Client facing multiple legal problems – Graham assisted the parents of a child with severe disabilities get Disability Living Allowance (DLA) – bizarrely the Tribunal awarded the mobility component of DLA – even though the child has no actual mobility problems at all. He nevertheless needed that benefit so that someone else could always be with him; he is a child with a ‘severe mental impairment’ who without someone with him at all times was likely to engage in ‘harmful behaviour’ outdoors.

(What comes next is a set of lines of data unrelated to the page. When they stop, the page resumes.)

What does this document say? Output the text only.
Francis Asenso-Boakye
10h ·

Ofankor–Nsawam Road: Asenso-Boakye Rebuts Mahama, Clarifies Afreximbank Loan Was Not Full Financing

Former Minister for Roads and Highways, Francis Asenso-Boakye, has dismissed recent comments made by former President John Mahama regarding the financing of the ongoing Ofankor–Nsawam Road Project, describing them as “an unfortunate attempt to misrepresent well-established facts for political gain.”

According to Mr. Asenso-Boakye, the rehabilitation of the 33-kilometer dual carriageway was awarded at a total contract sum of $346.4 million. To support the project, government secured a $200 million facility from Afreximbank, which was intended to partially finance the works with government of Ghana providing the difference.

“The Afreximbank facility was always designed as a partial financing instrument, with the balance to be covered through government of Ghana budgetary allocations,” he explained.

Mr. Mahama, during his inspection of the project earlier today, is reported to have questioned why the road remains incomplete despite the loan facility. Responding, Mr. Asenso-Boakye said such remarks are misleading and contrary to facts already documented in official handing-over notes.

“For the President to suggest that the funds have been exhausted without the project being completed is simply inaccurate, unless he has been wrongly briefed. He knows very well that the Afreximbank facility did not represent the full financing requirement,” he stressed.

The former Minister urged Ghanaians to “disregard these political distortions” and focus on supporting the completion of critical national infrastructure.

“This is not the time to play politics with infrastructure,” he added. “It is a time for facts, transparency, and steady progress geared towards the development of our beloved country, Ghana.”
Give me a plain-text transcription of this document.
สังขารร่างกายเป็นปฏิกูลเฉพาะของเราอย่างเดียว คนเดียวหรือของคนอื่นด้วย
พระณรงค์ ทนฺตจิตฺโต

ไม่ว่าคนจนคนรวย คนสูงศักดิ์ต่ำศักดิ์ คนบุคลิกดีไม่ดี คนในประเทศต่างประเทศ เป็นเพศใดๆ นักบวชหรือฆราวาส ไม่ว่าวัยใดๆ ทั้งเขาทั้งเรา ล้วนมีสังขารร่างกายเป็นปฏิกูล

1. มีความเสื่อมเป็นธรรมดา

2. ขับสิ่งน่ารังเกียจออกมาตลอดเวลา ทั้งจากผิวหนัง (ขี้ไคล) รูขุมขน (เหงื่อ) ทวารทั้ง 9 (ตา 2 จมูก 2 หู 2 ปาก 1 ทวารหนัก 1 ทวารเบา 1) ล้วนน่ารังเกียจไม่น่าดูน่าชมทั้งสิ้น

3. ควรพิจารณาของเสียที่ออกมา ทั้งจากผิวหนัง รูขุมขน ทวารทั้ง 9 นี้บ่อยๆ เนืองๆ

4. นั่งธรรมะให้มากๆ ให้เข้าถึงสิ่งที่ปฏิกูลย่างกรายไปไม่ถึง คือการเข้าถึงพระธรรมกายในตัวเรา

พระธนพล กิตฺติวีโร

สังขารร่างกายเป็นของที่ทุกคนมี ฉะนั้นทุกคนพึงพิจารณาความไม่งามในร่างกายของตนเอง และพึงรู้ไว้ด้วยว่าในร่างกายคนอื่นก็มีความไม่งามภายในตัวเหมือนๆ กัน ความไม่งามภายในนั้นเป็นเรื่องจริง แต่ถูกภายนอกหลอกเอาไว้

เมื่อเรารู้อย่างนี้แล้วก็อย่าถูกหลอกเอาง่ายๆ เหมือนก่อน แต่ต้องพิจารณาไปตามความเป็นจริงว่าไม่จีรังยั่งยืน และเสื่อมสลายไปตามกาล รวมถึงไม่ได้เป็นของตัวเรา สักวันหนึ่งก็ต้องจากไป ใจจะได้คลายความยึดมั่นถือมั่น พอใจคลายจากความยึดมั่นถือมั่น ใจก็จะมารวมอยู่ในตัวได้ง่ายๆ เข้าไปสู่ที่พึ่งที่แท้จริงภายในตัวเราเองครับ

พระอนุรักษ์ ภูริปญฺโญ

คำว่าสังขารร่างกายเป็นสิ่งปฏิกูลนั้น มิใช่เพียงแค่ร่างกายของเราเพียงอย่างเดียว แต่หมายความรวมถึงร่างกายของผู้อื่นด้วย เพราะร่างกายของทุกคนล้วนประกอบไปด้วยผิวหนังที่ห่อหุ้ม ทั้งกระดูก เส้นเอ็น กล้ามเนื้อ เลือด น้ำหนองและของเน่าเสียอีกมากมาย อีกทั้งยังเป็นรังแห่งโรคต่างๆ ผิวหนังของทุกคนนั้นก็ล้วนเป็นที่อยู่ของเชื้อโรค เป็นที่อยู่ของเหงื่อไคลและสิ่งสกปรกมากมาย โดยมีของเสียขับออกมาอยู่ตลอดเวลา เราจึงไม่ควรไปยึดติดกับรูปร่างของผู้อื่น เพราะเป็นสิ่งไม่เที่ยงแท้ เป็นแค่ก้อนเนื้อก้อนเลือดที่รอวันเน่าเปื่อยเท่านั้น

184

He has been awarded £73 per week- at least until he reaches sixteen.

During the work on this case, Graham found out that the child was not in school, and that the parents had recently lost an appeal to the Special Education Needs and Disability (SEND) Tribunal. For that appeal, the client had had legal aid, and an experienced solicitor and barrister representing, paid for by a large charity. They advised that there were no grounds of further appeal. Graham agreed to look at the detailed Statement of Reasons (and at the client’s 800-page evidence bundle) and identified some potential errors of law. The First-Tier tribunal sternly rejected Graham’s arguments, but the client wishes to pursue her application further – to the Upper Tribunal. Those judges initially rejected the application but invited further written representations. Graham prepared those – and the case is now going to a full hearing. That client has been energised by the experience and is working with her support group on how to help other people who have SEND appeals.